Jonathan Agronsky: Blame Arafat
I mostly admire Gwynne Dyer, a London-based “independent journalist.” However, he totally missed the mark in his Oct. 29 column “Netanyahu’s truth” in which he takes Israel and Netanyahu to task for the alleged “colonization of Palestine.”
According to Dyer, the spate of recent fatal attacks against Israeli Jews by Palestinians is due to the Palestinians’ “loss of faith in” Palestinian leader Mahmoud Abbas’ “ability to get a Palestinian state.”
If Palestinians are in fact fed up with Abbas’ failed policies, they should take the matter up with him, rather than take out frustrations on history’s favorite scapegoat: the Jews.
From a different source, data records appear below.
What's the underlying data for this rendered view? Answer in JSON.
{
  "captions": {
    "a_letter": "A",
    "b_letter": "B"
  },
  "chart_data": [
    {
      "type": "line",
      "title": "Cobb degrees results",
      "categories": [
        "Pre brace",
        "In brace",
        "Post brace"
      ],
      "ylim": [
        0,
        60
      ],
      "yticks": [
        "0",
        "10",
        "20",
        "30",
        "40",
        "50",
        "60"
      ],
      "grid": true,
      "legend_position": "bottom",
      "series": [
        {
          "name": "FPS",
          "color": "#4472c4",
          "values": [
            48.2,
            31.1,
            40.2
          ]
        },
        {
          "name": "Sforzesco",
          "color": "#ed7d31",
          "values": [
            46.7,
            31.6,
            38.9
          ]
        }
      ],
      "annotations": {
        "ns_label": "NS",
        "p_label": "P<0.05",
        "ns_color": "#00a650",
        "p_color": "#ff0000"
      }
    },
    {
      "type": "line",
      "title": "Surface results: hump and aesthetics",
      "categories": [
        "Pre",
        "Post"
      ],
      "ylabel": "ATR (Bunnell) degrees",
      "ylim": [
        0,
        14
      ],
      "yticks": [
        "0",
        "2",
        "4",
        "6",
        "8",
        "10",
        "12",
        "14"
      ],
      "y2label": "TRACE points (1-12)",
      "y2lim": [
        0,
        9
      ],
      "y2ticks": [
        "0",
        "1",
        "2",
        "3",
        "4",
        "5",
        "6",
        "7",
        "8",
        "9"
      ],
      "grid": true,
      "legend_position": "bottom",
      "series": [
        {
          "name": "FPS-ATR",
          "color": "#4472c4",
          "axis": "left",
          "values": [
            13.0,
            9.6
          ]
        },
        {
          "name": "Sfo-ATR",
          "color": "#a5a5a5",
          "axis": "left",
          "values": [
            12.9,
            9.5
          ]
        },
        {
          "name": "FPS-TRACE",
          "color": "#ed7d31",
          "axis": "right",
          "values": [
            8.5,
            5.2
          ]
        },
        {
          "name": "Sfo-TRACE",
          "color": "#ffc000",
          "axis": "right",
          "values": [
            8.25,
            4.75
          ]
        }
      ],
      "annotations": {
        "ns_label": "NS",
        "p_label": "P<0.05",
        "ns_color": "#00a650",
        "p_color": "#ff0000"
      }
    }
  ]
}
Palestinians could have had their own state decades ago if former leader Yasser Arafat had accepted the generous terms offered to the Palestinians first by former Israeli Prime Minister Yitzhak Rabin, who was slain by an angry right-wing Israeli settler for his efforts, and by former Israeli Prime Minister Ehud Barak. Instead, Arafat scorned the Israeli offers, apparently preferring to keep his people in a state of perpetual unrest.
If and when the Palestinians ever get their own house in order and sit down at the table with the Israelis to seriously talk peace, they just might discover that the elusive goal they claim they desire is well within reach.